If this wasn’t bad enough its chief executive has resigned, citing health problems, and not surprisingly Bradford & Bingley’s shares went into free fall, at one point losing up to a quarter of their value.
Bradford & Bingley (B&B) savers could be forgiven for feeling jittery: the run on Northern Rock has left many savers far less confident about the security of British banks, and any hint that an institution is in trouble could cause a similar run on funds.
But customers should rest assured that such comparisons look for the moment wide of the mark. Although there are similarities between Northern Rock and B&B – both are former building societies that have had their fingers burned by the credit crunch – there are significant differences.
For starters B&B’s main problem is bad debt. Its profits have evaporated because too many of its borrowers are falling behind on mortgage repayments – particularly in the buy-let market where it is a leading player. In contrast Northern Rock suffered a severe liquidity problem, forcing it to go cap in hand to the Bank of England for emergency funding to keep it afloat.
There has been no suggestion that B&B could go under, despite its current problems, so savers have not been forming mile-long queues to withdraw their money.
In fact the whole Northern Rock debacle may have served to educate about the safety of bank deposits. The Government has strengthened the Financial Services Compensation Scheme, so now your first £35,000 of cash savings are guaranteed in the unlikely event of a bank going bust. But as events at Northern Rock have shown, even when a bank does run into problems – and it is hard to imagine the problems being much more severe than they were at the Rock – regulators and Government will bend over backwards to ensure savers do not lose out.

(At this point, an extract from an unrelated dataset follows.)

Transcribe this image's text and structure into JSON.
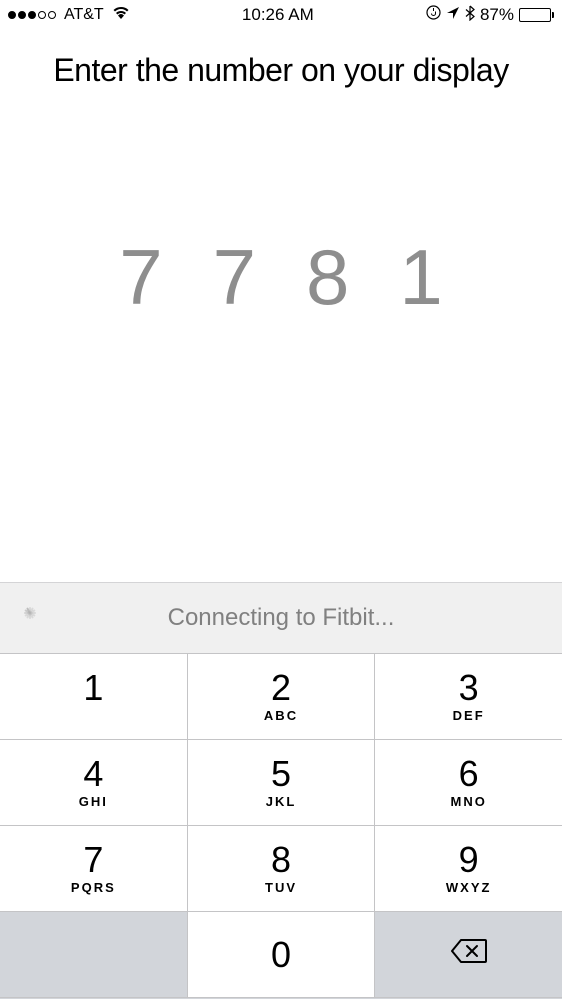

As a nationalised institution Northern Rock is paying some of the most competitive savings rates around and offers savers a cast-iron guarantee that all deposits will be guaranteed in full by the Government. Surely if another bank got into similar difficulties the Government would offer the same level of protection?
But I guess while savers remain mistrustful of banks at present, they are probably equally as sceptical about politicians. So if you are of a nervous disposition and you have more than £35,000 in the bank it makes sense to split it between different institutions to take full advantage of this safety net. Remember some banking groups – such as HBOS – only have one banking license so will only protect £35,000 across its various brands.
Mortgage customers remain largely unaffected by the B&B announcement, although most brokers expect that their mortgage deals to be less competitive in future. This will affect those coming to the end of a fixed or discounted deal who need to remortgage. Those worst hit will be homeowners with little or no equity in their home, who are unlikely to be offered a deal elsewhere. This could account for a fair few B&B borrowers, given that the bank offered some of the most competitive mortgage deals for those with just a 5 per cent deposit.
The real losers look set to be B&B shareholders. And of course many of these are B&B savers and borrowers.
When the company floated in December 2000 all mortgage and savings customer received 250 free shares, which were then priced at 257p. One year ago these shares were trading at almost twice this level, at 435.5p. At the close of play on Monday the shares were valued at just 67p. It is estimated that almost 850,000 former customers still cling onto these windfall shares, and have seen their value of this nest-egg plummet from more than £1,000 a year ago to just over £160 this week.
Shareholders now have the opportunity to buy more shares, at a reduced price, through B&B’s rights issue. Like HBOS and RBS the bank is raising further funds by selling additional shares to its existing shareholders. If you take up the offer, and prices rise again subsequent gains could help offset current losses.
But this is a big if. Some analysts may argue that bank shares look like fantastic value for money at present, given how far and how fast share prices have fallen. Could the current problems at B&B be the low water mark in the market?
But those that take a glass half empty view will no doubt see this as an exercise is throwing good money after bad. Many of these same analysts punted Northern Rock shares as a bargain when they were trading at less than 100p. But once the bank was nationalised this paper became virtually worthless.